This feature works best with clear audio, but may struggle with excessive non-speech sounds or silence.

We recommend testing it on your typical content to assess its performance for your use case.

Enabling Auto-Captioning¶

GUIAPI

*Enable auto-captioning for all videos in the Project Settings page. * Enable auto-captioning when uploading a video in the Video Upload page. * Generate captions for an existing video in the Video Edit -> Text Tracks page.

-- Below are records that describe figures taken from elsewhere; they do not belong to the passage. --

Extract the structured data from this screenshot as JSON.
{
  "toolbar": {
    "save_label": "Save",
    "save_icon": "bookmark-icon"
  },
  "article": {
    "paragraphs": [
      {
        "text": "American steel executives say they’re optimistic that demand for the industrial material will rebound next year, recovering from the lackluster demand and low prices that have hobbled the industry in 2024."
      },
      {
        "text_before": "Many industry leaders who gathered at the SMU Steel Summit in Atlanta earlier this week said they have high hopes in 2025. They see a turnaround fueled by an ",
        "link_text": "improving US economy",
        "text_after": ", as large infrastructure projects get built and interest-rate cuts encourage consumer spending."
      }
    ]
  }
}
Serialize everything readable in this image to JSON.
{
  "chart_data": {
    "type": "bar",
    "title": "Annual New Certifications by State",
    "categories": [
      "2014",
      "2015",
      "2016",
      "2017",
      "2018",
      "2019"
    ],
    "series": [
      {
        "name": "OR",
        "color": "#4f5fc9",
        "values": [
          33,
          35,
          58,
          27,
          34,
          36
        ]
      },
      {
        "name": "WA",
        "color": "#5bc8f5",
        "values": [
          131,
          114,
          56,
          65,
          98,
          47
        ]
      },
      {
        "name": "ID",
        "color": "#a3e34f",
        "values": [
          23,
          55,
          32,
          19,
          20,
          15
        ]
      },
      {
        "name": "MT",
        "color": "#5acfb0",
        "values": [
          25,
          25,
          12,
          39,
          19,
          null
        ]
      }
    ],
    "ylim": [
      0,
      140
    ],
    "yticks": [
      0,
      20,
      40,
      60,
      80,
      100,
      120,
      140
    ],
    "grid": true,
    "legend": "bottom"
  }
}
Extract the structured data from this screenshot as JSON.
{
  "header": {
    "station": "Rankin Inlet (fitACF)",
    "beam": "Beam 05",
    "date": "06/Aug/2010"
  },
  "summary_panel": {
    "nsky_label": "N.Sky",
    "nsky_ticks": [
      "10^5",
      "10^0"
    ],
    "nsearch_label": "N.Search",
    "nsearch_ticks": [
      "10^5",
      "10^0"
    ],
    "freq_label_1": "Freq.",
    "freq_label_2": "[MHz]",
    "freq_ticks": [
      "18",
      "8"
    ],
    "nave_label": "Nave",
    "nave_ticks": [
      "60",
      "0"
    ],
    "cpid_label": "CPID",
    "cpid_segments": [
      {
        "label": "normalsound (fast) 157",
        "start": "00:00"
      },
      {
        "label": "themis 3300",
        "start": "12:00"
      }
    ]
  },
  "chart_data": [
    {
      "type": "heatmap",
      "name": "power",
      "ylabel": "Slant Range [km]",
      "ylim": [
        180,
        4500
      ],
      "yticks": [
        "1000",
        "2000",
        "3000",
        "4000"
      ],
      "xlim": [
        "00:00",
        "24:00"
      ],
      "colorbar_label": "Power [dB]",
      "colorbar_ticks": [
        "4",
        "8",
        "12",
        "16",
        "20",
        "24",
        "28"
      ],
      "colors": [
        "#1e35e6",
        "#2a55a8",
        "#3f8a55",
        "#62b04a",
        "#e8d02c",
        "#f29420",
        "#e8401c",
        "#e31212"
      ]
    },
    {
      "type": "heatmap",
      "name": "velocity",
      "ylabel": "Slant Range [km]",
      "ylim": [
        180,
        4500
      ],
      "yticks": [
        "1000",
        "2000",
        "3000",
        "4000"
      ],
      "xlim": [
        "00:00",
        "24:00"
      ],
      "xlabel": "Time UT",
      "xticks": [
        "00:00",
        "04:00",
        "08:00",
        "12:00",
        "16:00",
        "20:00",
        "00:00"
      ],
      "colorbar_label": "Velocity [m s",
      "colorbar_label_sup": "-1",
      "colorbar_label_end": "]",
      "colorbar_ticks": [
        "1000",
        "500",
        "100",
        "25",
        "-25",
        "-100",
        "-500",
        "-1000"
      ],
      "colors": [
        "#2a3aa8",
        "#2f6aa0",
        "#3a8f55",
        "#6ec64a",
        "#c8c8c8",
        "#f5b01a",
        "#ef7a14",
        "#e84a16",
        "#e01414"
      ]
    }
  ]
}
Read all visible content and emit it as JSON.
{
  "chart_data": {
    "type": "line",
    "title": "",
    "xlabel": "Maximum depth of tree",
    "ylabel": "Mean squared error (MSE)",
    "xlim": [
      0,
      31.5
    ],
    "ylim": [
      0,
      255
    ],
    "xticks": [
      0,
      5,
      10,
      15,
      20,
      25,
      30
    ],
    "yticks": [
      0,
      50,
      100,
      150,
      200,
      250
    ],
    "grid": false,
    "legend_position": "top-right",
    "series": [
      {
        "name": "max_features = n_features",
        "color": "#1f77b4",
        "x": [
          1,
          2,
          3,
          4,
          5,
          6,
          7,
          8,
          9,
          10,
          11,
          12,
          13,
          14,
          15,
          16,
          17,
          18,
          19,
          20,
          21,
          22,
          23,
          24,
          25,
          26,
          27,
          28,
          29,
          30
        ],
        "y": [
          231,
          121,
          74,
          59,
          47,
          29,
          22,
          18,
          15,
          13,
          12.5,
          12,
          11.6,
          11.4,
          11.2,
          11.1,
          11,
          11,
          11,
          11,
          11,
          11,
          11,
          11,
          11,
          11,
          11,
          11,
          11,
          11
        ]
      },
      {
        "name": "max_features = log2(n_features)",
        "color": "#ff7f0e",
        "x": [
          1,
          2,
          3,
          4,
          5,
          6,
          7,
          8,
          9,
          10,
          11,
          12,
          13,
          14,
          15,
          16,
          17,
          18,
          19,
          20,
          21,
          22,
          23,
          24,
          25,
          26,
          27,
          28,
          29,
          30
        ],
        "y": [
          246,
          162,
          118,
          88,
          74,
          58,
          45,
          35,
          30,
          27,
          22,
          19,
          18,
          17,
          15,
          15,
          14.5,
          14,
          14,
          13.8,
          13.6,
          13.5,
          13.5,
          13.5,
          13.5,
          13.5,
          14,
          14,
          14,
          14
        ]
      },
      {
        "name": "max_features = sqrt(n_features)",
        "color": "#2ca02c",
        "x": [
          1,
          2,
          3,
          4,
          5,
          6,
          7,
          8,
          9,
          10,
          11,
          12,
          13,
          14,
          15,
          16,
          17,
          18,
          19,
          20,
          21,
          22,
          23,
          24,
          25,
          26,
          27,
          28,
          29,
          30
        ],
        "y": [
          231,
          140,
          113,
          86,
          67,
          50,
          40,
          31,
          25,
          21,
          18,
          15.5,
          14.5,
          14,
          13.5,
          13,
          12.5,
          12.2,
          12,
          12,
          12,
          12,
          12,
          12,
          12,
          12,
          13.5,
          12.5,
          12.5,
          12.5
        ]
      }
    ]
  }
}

*Enable auto-captioning for all videos of a project in the API ⧉ "Update project settings" endpoint. * Set auto_tt array when when uploading ⧉ or fetching ⧉ a video. * Generate captions for an existing video through the endpoint "Generate auto captions" in the API ⧉

Faq¶

List of supported languages¶

Below are supported VOD auto-captioning languages and codes (note that beta languages may have lower accuracy):

Language	Language Code	Status
English	en	Stable
Spanish	es	Stable
Italian	it	Stable
Portuguese	pt	Stable
German	de	Stable
French	fr	Stable
Korean	ko	Stable
Dutch	nl	Stable
Thai	th	Stable
Russian	ru	Stable
Polish	pl	Stable
Japanese	ja	Stable
Swedish	sv	Stable
Turkish	tr	Stable
Catalan	ca	Stable
Indonesian	id	Stable
Ukrainian	uk	Stable
Malay	ms	Stable
Mandarin	zh	Stable
Finish	fi	Stable
Norwegian	no	Stable
Romanian	ro	Stable

What is the cost of auto-captioning for VOD?¶

It's free.

Time needed to generate captions?¶

For English, it's about 0.2x duration of the speech. For other languages, it takes 0.5x duration.

My audio speech is in multiple languages¶

It's not recommended to use auto-captioning on content with multiple languages.

The speech is in a language you don't support¶

Please contact us regarding any unsupported languages you need for auto-captioning.

Auto-generated captions may have mistakes¶

While automatic speech recognition has significantly improved, occasional errors may still occur.

One option is to edit the auto-generated captions:

Download the VTT file through the API or GUI
Correct mistakes in a text editor
Delete the auto-generated track
Create a new track with the edited VTT file